Nimec crossed his hands in a time-out gesture.
“We going to talk straight?” he said.
“I’d be peachy with that.”
“I’m not getting shipped out to Trinidad. Not with Ricci on our front burner.”
“Then we’ll shift burners.”
“That isn’t fair.”
“To him or us?” Megan said.
Nimec shrugged.
“Both, I suppose,” he said. “Our lead field op being on indefinite suspension is the kind of thing that leaves everybody betwixt and between. UpLink’s stuck without a replacement, Ricci can’t move on with his life.”
She looked at him, her large, intelligent green eyes holding steady on his face. Nimec braced for a difficult contest. He’d been in this spot with Meg before, or in similar spots, and didn’t see any easy give in her right now.
“I’m prepared to occupy a solitary corner of limbo for a while,” she said. “In a sense, we’ve been in it for over a month. Tom Ricci’s got us in a bind with all three branches of government and every major law-enforcement agency you can name. Even our best friends at the Pentagon have started to distance themselves, which puts our pending defense contracts at risk. And you know the table’s set for us to become the target of a public furor the moment any information about his one-man road show on the East Coast is declassified.”
“Figure the people whose lives he saved from those terrorists might be a few million exceptions to popular opinion.”

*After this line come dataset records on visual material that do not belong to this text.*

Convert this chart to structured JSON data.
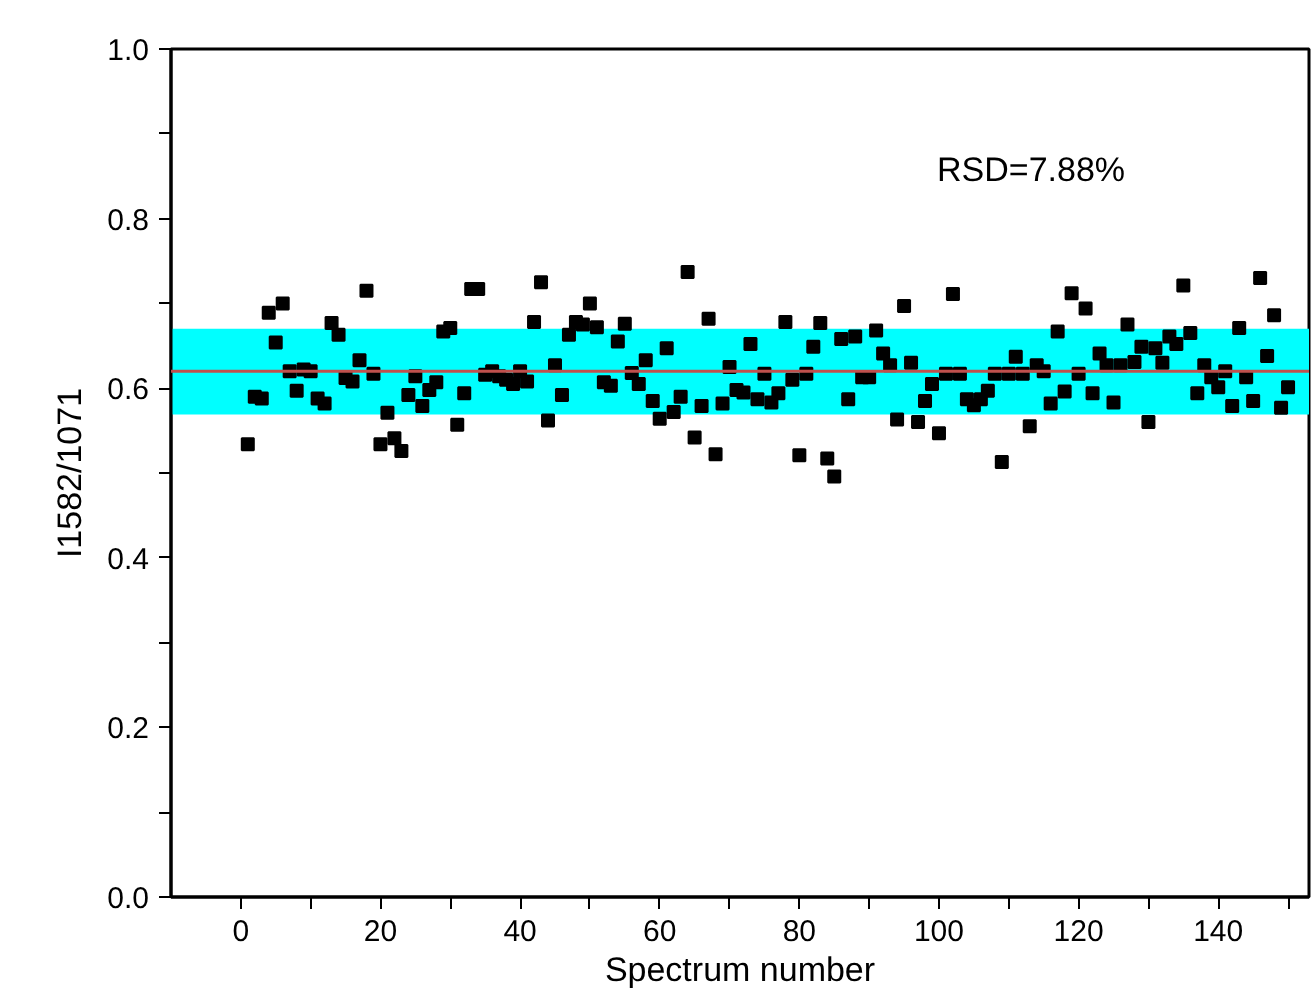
{
  "chart_data": {
    "type": "scatter",
    "xlabel": "Spectrum number",
    "ylabel": "I1582/1071",
    "x": [
      1,
      2,
      3,
      4,
      5,
      6,
      7,
      8,
      9,
      10,
      11,
      12,
      13,
      14,
      15,
      16,
      17,
      18,
      19,
      20,
      21,
      22,
      23,
      24,
      25,
      26,
      27,
      28,
      29,
      30,
      31,
      32,
      33,
      34,
      35,
      36,
      37,
      38,
      39,
      40,
      41,
      42,
      43,
      44,
      45,
      46,
      47,
      48,
      49,
      50,
      51,
      52,
      53,
      54,
      55,
      56,
      57,
      58,
      59,
      60,
      61,
      62,
      63,
      64,
      65,
      66,
      67,
      68,
      69,
      70,
      71,
      72,
      73,
      74,
      75,
      76,
      77,
      78,
      79,
      80,
      81,
      82,
      83,
      84,
      85,
      86,
      87,
      88,
      89,
      90,
      91,
      92,
      93,
      94,
      95,
      96,
      97,
      98,
      99,
      100,
      101,
      102,
      103,
      104,
      105,
      106,
      107,
      108,
      109,
      110,
      111,
      112,
      113,
      114,
      115,
      116,
      117,
      118,
      119,
      120,
      121,
      122,
      123,
      124,
      125,
      126,
      127,
      128,
      129,
      130,
      131,
      132,
      133,
      134,
      135,
      136,
      137,
      138,
      139,
      140,
      141,
      142,
      143,
      144,
      145,
      146,
      147,
      148,
      149,
      150
    ],
    "series": [
      {
        "color": "#000000",
        "values": [
          0.534,
          0.59,
          0.588,
          0.689,
          0.654,
          0.7,
          0.62,
          0.597,
          0.622,
          0.62,
          0.588,
          0.582,
          0.677,
          0.663,
          0.612,
          0.608,
          0.633,
          0.715,
          0.617,
          0.534,
          0.571,
          0.541,
          0.526,
          0.592,
          0.614,
          0.579,
          0.598,
          0.607,
          0.667,
          0.671,
          0.557,
          0.594,
          0.717,
          0.717,
          0.616,
          0.62,
          0.614,
          0.61,
          0.605,
          0.62,
          0.608,
          0.678,
          0.725,
          0.562,
          0.627,
          0.592,
          0.663,
          0.678,
          0.675,
          0.7,
          0.672,
          0.607,
          0.603,
          0.655,
          0.676,
          0.618,
          0.605,
          0.633,
          0.585,
          0.564,
          0.647,
          0.572,
          0.59,
          0.737,
          0.542,
          0.579,
          0.682,
          0.522,
          0.582,
          0.625,
          0.598,
          0.595,
          0.652,
          0.587,
          0.617,
          0.583,
          0.594,
          0.678,
          0.61,
          0.521,
          0.617,
          0.649,
          0.677,
          0.517,
          0.496,
          0.658,
          0.587,
          0.661,
          0.613,
          0.613,
          0.668,
          0.641,
          0.627,
          0.563,
          0.697,
          0.63,
          0.56,
          0.585,
          0.605,
          0.547,
          0.617,
          0.711,
          0.617,
          0.587,
          0.58,
          0.587,
          0.597,
          0.617,
          0.513,
          0.617,
          0.637,
          0.617,
          0.555,
          0.627,
          0.62,
          0.582,
          0.667,
          0.596,
          0.712,
          0.617,
          0.694,
          0.594,
          0.641,
          0.627,
          0.583,
          0.627,
          0.675,
          0.631,
          0.649,
          0.56,
          0.647,
          0.63,
          0.661,
          0.652,
          0.721,
          0.665,
          0.594,
          0.627,
          0.613,
          0.601,
          0.62,
          0.579,
          0.671,
          0.613,
          0.585,
          0.73,
          0.638,
          0.686,
          0.577,
          0.601
        ]
      }
    ],
    "marker": "square",
    "ref_lines": [
      {
        "axis": "y",
        "value": 0.62,
        "color": "#c0504d"
      }
    ],
    "bands": [
      {
        "axis": "y",
        "from": 0.569,
        "to": 0.67,
        "color": "#00ffff"
      }
    ],
    "annotations": [
      "RSD=7.88%"
    ],
    "xlim": [
      -10,
      153
    ],
    "xticks": [
      0,
      {
        "value": 10,
        "label": null
      },
      20,
      {
        "value": 30,
        "label": null
      },
      40,
      {
        "value": 50,
        "label": null
      },
      60,
      {
        "value": 70,
        "label": null
      },
      80,
      {
        "value": 90,
        "label": null
      },
      100,
      {
        "value": 110,
        "label": null
      },
      120,
      {
        "value": 130,
        "label": null
      },
      140,
      {
        "value": 150,
        "label": null
      }
    ],
    "ylim": [
      0,
      1
    ],
    "yticks": [
      {
        "value": 0,
        "label": "0.0"
      },
      {
        "value": 0.1,
        "label": null
      },
      0.2,
      {
        "value": 0.3,
        "label": null
      },
      0.4,
      {
        "value": 0.5,
        "label": null
      },
      0.6,
      {
        "value": 0.7,
        "label": null
      },
      0.8,
      {
        "value": 0.9,
        "label": null
      },
      {
        "value": 1,
        "label": "1.0"
      }
    ],
    "grid": false
  }
}
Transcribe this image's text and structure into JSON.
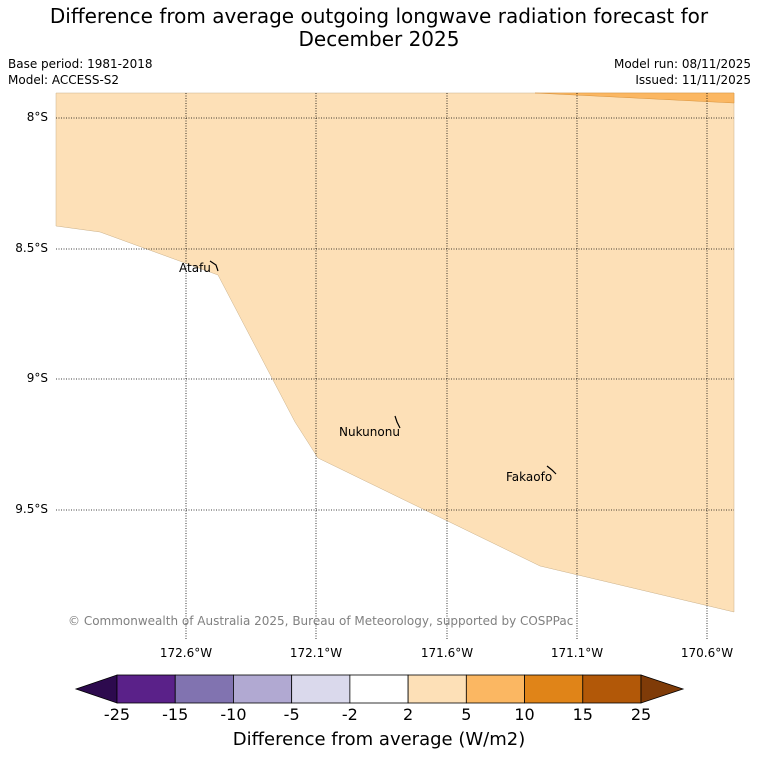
{
  "title": "Difference from average outgoing longwave radiation forecast for December 2025",
  "meta": {
    "base_period": "Base period: 1981-2018",
    "model": "Model: ACCESS-S2",
    "model_run": "Model run: 08/11/2025",
    "issued": "Issued: 11/11/2025"
  },
  "axes": {
    "lat_labels": [
      "8°S",
      "8.5°S",
      "9°S",
      "9.5°S"
    ],
    "lon_labels": [
      "172.6°W",
      "172.1°W",
      "171.6°W",
      "171.1°W",
      "170.6°W"
    ]
  },
  "places": {
    "atafu": "Atafu",
    "nukunonu": "Nukunonu",
    "fakaofo": "Fakaofo"
  },
  "copyright": "© Commonwealth of Australia 2025, Bureau of Meteorology, supported by COSPPac",
  "colorbar": {
    "label": "Difference from average (W/m2)",
    "ticks": [
      "-25",
      "-15",
      "-10",
      "-5",
      "-2",
      "2",
      "5",
      "10",
      "15",
      "25"
    ],
    "colors": {
      "under": "#2d0a4e",
      "bins": [
        "#5a2189",
        "#8173b0",
        "#b1a9d2",
        "#dad9ec",
        "#ffffff",
        "#fde0b7",
        "#fbb762",
        "#e08418",
        "#b25808"
      ],
      "over": "#7f3b08"
    }
  },
  "map_colors": {
    "light_orange": "#fde0b7",
    "orange": "#fbb762"
  }
}
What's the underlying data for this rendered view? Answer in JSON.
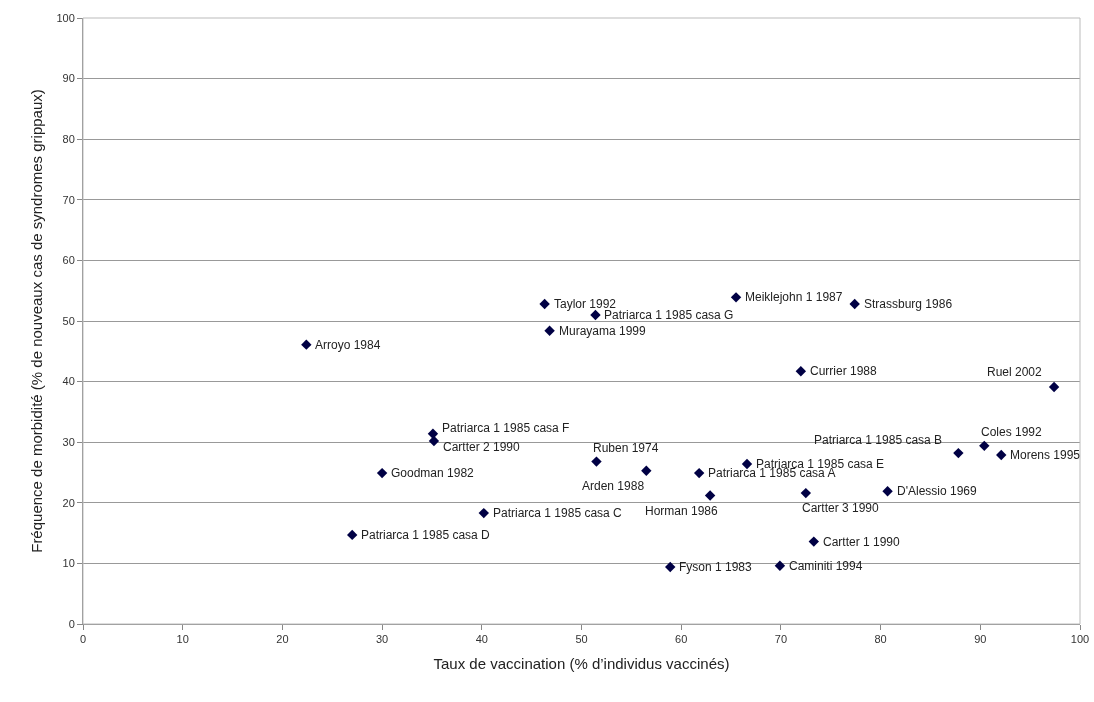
{
  "chart_data": {
    "type": "scatter",
    "xlabel": "Taux de vaccination (% d’individus vaccinés)",
    "ylabel": "Fréquence de morbidité (% de nouveaux cas de syndromes grippaux)",
    "x": [
      22.4,
      46.3,
      51.4,
      46.8,
      35.1,
      35.2,
      51.5,
      56.5,
      30.0,
      65.5,
      77.4,
      72.0,
      97.4,
      87.8,
      90.4,
      92.1,
      66.6,
      61.8,
      40.2,
      27.0,
      58.9,
      62.9,
      72.5,
      80.7,
      73.3,
      69.9
    ],
    "values": [
      46.1,
      52.8,
      51.0,
      48.4,
      31.4,
      30.2,
      26.8,
      25.3,
      24.9,
      53.9,
      52.8,
      41.7,
      39.1,
      28.2,
      29.4,
      27.9,
      26.4,
      24.9,
      18.3,
      14.7,
      9.4,
      21.2,
      21.6,
      21.9,
      13.6,
      9.6
    ],
    "color": "#000044",
    "marker": "diamond",
    "grid": "y",
    "legend": false,
    "xlim": [
      0,
      100
    ],
    "xticks": [
      0,
      10,
      20,
      30,
      40,
      50,
      60,
      70,
      80,
      90,
      100
    ],
    "ylim": [
      0,
      100
    ],
    "yticks": [
      0,
      10,
      20,
      30,
      40,
      50,
      60,
      70,
      80,
      90,
      100
    ],
    "annotations": [
      {
        "text": "Arroyo 1984",
        "x": 22.4,
        "y": 46.1
      },
      {
        "text": "Taylor 1992",
        "x": 46.3,
        "y": 52.8
      },
      {
        "text": "Patriarca 1 1985 casa G",
        "x": 51.4,
        "y": 51.0
      },
      {
        "text": "Murayama 1999",
        "x": 46.8,
        "y": 48.4
      },
      {
        "text": "Patriarca 1 1985 casa F",
        "x": 35.1,
        "y": 31.4
      },
      {
        "text": "Cartter 2 1990",
        "x": 35.2,
        "y": 30.2
      },
      {
        "text": "Ruben 1974",
        "x": 51.5,
        "y": 26.8
      },
      {
        "text": "Arden 1988",
        "x": 56.5,
        "y": 25.3
      },
      {
        "text": "Goodman 1982",
        "x": 30.0,
        "y": 24.9
      },
      {
        "text": "Meiklejohn 1 1987",
        "x": 65.5,
        "y": 53.9
      },
      {
        "text": "Strassburg 1986",
        "x": 77.4,
        "y": 52.8
      },
      {
        "text": "Currier 1988",
        "x": 72.0,
        "y": 41.7
      },
      {
        "text": "Ruel 2002",
        "x": 97.4,
        "y": 39.1
      },
      {
        "text": "Patriarca 1 1985 casa B",
        "x": 87.8,
        "y": 28.2
      },
      {
        "text": "Coles 1992",
        "x": 90.4,
        "y": 29.4
      },
      {
        "text": "Morens 1995",
        "x": 92.1,
        "y": 27.9
      },
      {
        "text": "Patriarca 1 1985 casa E",
        "x": 66.6,
        "y": 26.4
      },
      {
        "text": "Patriarca 1 1985 casa A",
        "x": 61.8,
        "y": 24.9
      },
      {
        "text": "Patriarca 1 1985 casa C",
        "x": 40.2,
        "y": 18.3
      },
      {
        "text": "Patriarca 1 1985 casa D",
        "x": 27.0,
        "y": 14.7
      },
      {
        "text": "Fyson 1 1983",
        "x": 58.9,
        "y": 9.4
      },
      {
        "text": "Horman 1986",
        "x": 62.9,
        "y": 21.2
      },
      {
        "text": "Cartter 3 1990",
        "x": 72.5,
        "y": 21.6
      },
      {
        "text": "D'Alessio 1969",
        "x": 80.7,
        "y": 21.9
      },
      {
        "text": "Cartter 1 1990",
        "x": 73.3,
        "y": 13.6
      },
      {
        "text": "Caminiti 1994",
        "x": 69.9,
        "y": 9.6
      }
    ]
  }
}
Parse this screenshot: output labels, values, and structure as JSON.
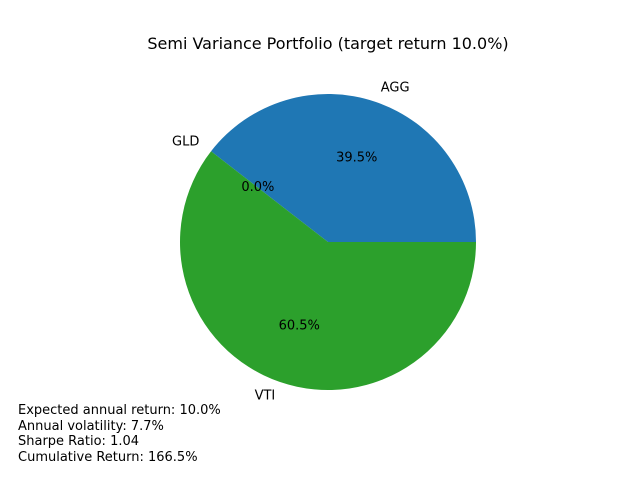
{
  "chart_data": {
    "type": "pie",
    "title": "Semi Variance Portfolio (target return 10.0%)",
    "slices": [
      {
        "label": "AGG",
        "value": 39.5,
        "pct_label": "39.5%",
        "color": "#1f77b4"
      },
      {
        "label": "GLD",
        "value": 0.0,
        "pct_label": "0.0%",
        "color": "#ff7f0e"
      },
      {
        "label": "VTI",
        "value": 60.5,
        "pct_label": "60.5%",
        "color": "#2ca02c"
      }
    ],
    "start_angle_deg": 0,
    "direction": "counterclockwise"
  },
  "stats": [
    "Expected annual return: 10.0%",
    "Annual volatility: 7.7%",
    "Sharpe Ratio: 1.04",
    "Cumulative Return: 166.5%"
  ]
}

“And if it had gone the other way, I don’t know that even God in all his mercy could forgive us,” Megan said. “Ricci’s secretive actions could as easily have made those people casualties, Pete. But that’s over and done. He took us out of the decision-making loop by going it alone. Now it’s his turn to wait outside it while we deal with the consequences.” Megan paused. “You need some physical and mental distance from San Jose. A chance to order your thoughts before making a comfortable decision on whether he stays or goes.”
Nimec held his silence. Behind Megan, her office window gave a curiously smog-bleared view of Mount Hamilton away to the north. He remembered its rugged flank as everlastingly vivid and imposing from Roger Gordian’s office, which was just catercorner up the hall. But then, Meg’s window was just that, a window. Gord’s occupied an entire side of the room from floor to ceiling… really, it might be considered a glass wall. With that much light pouring through, Nimec supposed you would see well into the distance regardless of hazy environmental conditions. Anyway, it was impossible to make comparisons. And unfair. Gord was more or less retired. Megan had gotten a deserved promotion in rank to CEO and was more or less in charge of UpLink International’s corporate affairs. The outlook from her office was the one Nimec had here before his eyes these days, and it remained consistent with the view he’d always appreciated next door. How could Meg be blamed if it wasn’t as impressively crystal clear?
The simple fact was that, little by little, things had changed. And he’d have to accept it.
“Bottom line,” he said after a moment, “you’re telling me I need a vacation.”
Megan shook her head.
“Wrong,” she said. “Though I was afraid you’d see things that way.”